Gerisini duyamaz olmuştu. Gözlerine hücum eden taneleri, dişlerine sıkarak geri çevirmeye çalıştı. Başını önüne eğdi. Sohbeti yapan Kemal Efendi’nin nasıl bir yorumla menkıbeyi sonlandırdığını, sohbetin ne ara bittiğini bile fark edemedi. Bir an gözleri dalgın dalgın durdu öylece. Neden sonra “Efendim, ne büyük insanlarmış, ne faziletli hayatlar yaşamışlar, şimdi kaldı mı böylesi…” diye söze karışacak oldu. Kemal Efendi tebessüm etti sadece ve başını önüne eğdi. “Şimdi kaldı mı böylesi?” diye sordu tekrar. Kemal Efendi yine gözünü kaçırdı. Sözü sanki havada asılı kalmıştı. Bir şey dememesi garibine gitti. Çay geldi o arada. Sonra arkası da… İkramı seven bir evdeydiler.
Neden sonra içeriye Kemal Efendi’nin yardımcısı Ali girdi. Nefes nefeseydi. Selam verip yanında bir yere yerleşirken, “tamam ağam, buyurduğunuz gibi yaptık” diye bir tekmil verdi ağasına. Kemal Efendi’ye baktı. Gözleri derinde, dudaklarında o tatlı tebessüm, yine susuyordu. Yanına oturan yeni misafiri koluyla dürttü:
“Hayırdır yahu Ali, ne bu halin?”
“Hele dur bir soluklanayım, anlatırım…”
O ara Kemal Efendi müsaade istedi. Hep beraber ayağa kalkıp, ihtiramla uğurladılar. Tekrar yerleşirlerken Ali konuşmaya başladı:
“Yahu biliyorsun ağam bu sene hacca gidecekti, vazgeçti. ‘Kaç zamandır Urfa böyle soğuk görmedi, fukara donuyor, odun alacak paraları yok. Ben hacca gideceğime, hac parası ile odun alıp dağıtalım’ dedi. Biz de aldık odunu, kaç römork sayamadım, yığdık Ulu Cami’nin önüne, ihtiyacı olan gelsin alsın diye tellal bağırttık, bir görecektin, nasıl kapışan oynadı fukara, hemen bitiverdi. Ağam odun çabucak bitince bu sefer de ‘bizim avludaki ağaçları da keselim, yine meydana yığalım, ihtiyacı olan çokmuş” demesin mi? Şimdi onu yaptım da geldim buraya. Başka zenginler de duymuşlar ‘biz de aynı hayrı yapalım’ demişler. Çok iyi oldu çok…”

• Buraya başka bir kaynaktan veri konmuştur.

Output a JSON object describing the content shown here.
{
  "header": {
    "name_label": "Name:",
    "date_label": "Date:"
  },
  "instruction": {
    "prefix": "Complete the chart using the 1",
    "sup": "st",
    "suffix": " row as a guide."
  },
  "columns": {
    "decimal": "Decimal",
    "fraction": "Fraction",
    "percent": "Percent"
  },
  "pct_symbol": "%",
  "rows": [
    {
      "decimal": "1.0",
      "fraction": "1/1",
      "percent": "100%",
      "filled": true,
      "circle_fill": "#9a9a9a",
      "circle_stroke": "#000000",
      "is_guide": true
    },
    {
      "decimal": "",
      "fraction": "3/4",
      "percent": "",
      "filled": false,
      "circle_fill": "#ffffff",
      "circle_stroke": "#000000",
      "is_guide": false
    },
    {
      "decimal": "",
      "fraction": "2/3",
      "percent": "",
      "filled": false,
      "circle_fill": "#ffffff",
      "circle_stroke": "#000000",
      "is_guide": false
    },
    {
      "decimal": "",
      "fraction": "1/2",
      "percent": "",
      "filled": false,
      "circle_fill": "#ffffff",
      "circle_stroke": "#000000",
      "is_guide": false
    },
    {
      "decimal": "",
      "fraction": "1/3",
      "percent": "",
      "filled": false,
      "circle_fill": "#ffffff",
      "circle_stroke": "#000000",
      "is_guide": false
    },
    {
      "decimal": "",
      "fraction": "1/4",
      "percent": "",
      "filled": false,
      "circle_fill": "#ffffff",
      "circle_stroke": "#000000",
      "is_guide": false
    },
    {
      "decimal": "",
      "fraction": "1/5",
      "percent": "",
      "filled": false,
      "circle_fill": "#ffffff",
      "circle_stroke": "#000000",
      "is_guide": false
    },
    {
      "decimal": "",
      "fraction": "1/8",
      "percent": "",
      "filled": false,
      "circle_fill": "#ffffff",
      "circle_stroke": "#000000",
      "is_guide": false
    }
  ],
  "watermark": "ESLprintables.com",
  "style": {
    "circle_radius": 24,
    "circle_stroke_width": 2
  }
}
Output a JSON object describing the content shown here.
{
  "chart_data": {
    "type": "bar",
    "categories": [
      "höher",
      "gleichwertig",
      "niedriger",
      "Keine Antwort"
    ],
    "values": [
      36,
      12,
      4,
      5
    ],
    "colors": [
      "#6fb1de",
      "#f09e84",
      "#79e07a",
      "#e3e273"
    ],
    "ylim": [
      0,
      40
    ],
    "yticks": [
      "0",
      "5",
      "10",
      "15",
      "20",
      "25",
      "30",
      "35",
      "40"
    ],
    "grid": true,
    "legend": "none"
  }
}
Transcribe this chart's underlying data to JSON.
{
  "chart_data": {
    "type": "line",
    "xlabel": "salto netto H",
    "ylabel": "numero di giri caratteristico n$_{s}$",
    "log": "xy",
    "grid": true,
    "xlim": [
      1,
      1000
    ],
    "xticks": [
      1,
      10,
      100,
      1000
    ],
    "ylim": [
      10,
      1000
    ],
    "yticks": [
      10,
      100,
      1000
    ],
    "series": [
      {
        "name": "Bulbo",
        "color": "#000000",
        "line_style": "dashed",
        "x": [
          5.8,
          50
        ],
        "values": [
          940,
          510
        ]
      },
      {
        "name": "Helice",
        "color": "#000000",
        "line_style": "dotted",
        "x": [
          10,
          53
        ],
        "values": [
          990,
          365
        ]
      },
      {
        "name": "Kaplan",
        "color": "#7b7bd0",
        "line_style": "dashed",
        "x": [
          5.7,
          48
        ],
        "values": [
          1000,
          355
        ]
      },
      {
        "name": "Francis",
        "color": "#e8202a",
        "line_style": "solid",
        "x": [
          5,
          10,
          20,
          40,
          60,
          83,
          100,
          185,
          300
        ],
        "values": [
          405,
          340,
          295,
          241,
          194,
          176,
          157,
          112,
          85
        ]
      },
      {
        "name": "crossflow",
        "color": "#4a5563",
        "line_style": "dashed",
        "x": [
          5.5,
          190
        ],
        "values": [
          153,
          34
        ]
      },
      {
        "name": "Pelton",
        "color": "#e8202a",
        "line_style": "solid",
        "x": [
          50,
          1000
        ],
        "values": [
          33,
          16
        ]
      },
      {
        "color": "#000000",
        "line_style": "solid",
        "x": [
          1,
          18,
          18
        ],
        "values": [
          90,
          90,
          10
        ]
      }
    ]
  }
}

Demin zaptetmeyi başardığı gözyaşlarına artık engel olamıyordu. Sarsıla sarsıla ağlamaya başlamıştı hatta. Ne olduğunu soranlara eli ile bir şey yok işareti verirken biraz önce büyüğüne sorduğu o sorunun yumruk gibi büyümeye başladığını hissediyordu: “Şimdi kaldı mı böylesi, şimdi kaldı mı böylesi…” O meşum soru niye acaba yerinde durmuyor, boğazından sadrına doğru sarkıyor, hatta nefessiz bırakacak kadar irileşiyordu ki?